L'instruction de Robert HOOKE de 1667 plus complète que celle de L. ROOKE, comporte 7 paragraphes, chacun portant sur un domaine particulier de la météorologie. Le second paragraphe traite du degré de chaud et de froid de l'air. HOOKE précise que les degrés sont mieux observés au moyen d'un thermomètre fermé, calibré selon les degrés de dilatation, et ayant une relation connue avec la quantité totale de liquide. Le point de départ des divisions doit être donné par l'expansion

atteinte par le liquide lorsque le thermomètre est entouré d'eau qui commence à geler. Les degrés modérés ou de faible expansion doivent être marqués au-dessus ou au-dessous de cela. L'importance est donnée sur la nécessité d'utiliser des instruments ayant une échelle commune et de faire des observations dans des conditions identiques (43).

En 1670, LA HIRE plaça son thermomètre à 28 mètres sous terre dans les caves de l'Observatoire, il vit qu'il se maintenait à la division 48 en toute saison (44). Constatant la fixité de ce point, LA HIRE construisit un thermomètre ayant pour "point

fixe" la température de congélation de l'eau des champs, et

celle des caves de l'Observatoire de Paris (45). Le "Sieur" HUBIN travaillait pour LA HIRE (infra p 83).

DALEME est le premier à déterminer le point de fusion de la glace en 1688 (46). Les savants déterminent également ce niveau de chaleur par celle de la congélation de l'eau et celle de la neige. Les différences qu'ils trouvent sont attribuées à cette époque, faute de théorie connue, à la variabilité de ce point.

La graduation en un nombre de degrés définis entre deux points fixes apparut à la fin du XVIIè siècle : vers 1672, Sebastano BARTOLO (1635-1676) suggéra de diviser l'espace, entre la chaleur de la neige et celle de l'ébullition de l'eau, en 18 degrés (47). En 1692-1693, Isaac NEWTON (1642-1727) proposa une échelle duodécimale (48). Son thermomètre est décrit dans

les "transactions philosophiques" publiées en 1701. NEWTON fut le premier à utiliser la température du corps humain comme base pour la graduation d'une échelle de température (49).

En 1694, Carlo RENALDINI (1615-1698) propose de nouveau les deux points fixes de la congélation et de l'ébullition de l'eau (50). Il propose de diviser l'échelle en 12 parties. Les scientifiques, doutant de la constance de la température de ces deux points, rejetèrent la proposition de RENALDINI dans l'immédiat (51).

En 1699, HALLEY trouva que le degré de chaleur de l'eau bouillante était fixe et que la chaleur de l'eau n'était pas augmentée par une ébullition prolongée (52). Guillaume AMONTONS (1663-1705) précise en 1702 que le point d'ébullition de l'eau a une température fixe.

Au début du XVIIIè siècle, plusieurs points fixes sont retenus par les savants :

- Mélange glace et sel (proche -21°C)

- Point de congélation de l'eau (proche 0°C)

- Point de fusion de la neige ou de la glace (proche 0°C) - Température du corps humain (proche 37°C)

- Température de "l'esprit de vin" bouillant (proche 80°C)

- Température de l'eau bouillante (proche 100°C)
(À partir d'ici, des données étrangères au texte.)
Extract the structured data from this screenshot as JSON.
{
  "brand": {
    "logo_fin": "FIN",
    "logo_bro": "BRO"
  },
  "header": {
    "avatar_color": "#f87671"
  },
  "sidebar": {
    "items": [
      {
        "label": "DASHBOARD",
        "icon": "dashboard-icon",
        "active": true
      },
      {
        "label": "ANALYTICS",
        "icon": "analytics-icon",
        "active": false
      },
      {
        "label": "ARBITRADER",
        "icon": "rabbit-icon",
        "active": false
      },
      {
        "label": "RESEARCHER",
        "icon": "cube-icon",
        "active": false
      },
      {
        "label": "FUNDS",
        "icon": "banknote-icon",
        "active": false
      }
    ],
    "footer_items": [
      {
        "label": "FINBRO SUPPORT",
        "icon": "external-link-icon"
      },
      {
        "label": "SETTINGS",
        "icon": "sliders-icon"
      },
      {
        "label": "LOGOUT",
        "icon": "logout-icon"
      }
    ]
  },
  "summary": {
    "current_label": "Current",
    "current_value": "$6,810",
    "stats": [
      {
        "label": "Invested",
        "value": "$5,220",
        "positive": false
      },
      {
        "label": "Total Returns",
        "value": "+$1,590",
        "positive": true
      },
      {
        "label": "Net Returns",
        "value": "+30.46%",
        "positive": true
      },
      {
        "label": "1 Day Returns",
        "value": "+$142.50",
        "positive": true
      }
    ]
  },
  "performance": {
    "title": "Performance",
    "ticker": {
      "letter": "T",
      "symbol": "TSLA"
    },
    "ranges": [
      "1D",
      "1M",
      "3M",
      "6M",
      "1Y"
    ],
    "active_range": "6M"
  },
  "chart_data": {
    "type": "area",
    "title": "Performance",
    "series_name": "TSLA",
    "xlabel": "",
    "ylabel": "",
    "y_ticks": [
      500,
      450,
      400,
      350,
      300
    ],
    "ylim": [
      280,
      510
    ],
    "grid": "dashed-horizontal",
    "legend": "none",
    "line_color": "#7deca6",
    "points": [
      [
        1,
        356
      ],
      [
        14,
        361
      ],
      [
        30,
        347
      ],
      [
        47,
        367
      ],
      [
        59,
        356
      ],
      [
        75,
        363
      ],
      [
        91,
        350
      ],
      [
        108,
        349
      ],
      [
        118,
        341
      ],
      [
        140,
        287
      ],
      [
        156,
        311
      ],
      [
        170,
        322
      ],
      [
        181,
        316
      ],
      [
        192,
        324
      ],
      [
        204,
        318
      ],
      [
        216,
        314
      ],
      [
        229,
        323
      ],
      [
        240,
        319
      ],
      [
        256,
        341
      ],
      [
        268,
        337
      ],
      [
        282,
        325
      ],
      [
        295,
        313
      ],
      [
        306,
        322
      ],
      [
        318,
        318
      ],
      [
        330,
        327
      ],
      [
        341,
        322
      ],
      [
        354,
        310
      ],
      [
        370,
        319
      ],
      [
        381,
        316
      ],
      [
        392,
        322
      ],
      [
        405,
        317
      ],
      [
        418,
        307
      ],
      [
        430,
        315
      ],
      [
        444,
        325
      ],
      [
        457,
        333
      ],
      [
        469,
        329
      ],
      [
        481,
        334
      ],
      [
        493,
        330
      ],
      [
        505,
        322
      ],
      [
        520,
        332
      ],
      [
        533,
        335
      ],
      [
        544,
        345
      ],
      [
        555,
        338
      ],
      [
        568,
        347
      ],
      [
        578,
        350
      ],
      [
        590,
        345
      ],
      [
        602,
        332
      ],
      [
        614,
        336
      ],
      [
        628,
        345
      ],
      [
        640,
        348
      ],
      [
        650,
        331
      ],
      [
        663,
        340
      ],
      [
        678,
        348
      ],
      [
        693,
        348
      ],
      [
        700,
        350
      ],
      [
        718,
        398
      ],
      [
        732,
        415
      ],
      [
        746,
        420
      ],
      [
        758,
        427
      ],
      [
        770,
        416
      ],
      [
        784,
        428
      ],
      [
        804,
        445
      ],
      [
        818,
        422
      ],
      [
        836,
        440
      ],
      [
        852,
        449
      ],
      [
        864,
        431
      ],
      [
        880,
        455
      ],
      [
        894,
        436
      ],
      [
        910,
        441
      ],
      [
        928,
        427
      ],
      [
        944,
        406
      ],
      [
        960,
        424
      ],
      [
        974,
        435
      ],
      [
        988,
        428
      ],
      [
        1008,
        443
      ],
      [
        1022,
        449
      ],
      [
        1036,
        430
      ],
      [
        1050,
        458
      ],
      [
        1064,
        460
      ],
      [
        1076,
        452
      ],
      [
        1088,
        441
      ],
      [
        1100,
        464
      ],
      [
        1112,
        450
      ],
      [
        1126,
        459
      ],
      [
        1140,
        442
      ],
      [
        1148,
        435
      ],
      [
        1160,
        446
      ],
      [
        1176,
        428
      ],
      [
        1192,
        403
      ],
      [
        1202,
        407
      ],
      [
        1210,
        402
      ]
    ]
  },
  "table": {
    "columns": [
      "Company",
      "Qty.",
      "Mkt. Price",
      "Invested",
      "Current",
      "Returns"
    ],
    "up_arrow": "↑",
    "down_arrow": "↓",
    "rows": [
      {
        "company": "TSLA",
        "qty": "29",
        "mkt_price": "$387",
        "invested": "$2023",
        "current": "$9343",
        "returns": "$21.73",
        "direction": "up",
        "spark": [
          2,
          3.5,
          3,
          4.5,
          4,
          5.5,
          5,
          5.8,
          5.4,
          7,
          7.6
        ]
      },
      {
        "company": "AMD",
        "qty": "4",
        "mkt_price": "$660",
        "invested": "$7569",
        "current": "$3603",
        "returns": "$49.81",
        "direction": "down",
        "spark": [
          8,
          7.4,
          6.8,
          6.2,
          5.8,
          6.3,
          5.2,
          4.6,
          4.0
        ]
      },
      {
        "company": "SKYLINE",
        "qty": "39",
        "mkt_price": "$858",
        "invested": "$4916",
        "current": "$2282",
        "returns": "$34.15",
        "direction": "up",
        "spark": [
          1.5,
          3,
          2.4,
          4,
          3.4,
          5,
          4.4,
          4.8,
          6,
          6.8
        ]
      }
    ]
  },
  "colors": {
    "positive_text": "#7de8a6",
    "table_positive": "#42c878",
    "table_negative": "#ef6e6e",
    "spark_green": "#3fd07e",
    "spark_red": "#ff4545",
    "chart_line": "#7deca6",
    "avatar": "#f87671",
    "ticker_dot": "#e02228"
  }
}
Les thermomètres construits au début du XVIIIè siècle utilisaient pour la plupart deux "points fixes" parmi ceux énumérés ci-dessus. Le nombre de degrés les séparant commence

à être défini par chaque constructeur. Les volumes de la boule et du tube n'avaient pas encore des rapports connus entre eux. Ces individualités instrumentales ne permettaient pas de comparer des observations faites avec des thermomètres différents. Ces deux éléments (choix de points fixes, et échelle thermométrique) conduisirent les savants à réaliser une multitude de thermomètres; l'objectif était la construction d'un thermomètre "universel". Il faudra attendre les réalisations de FAHRENHEIT et de REAUMUR publiées respectivement en 1724 et 1730 pour que l'uniformisation des thermomètres commence.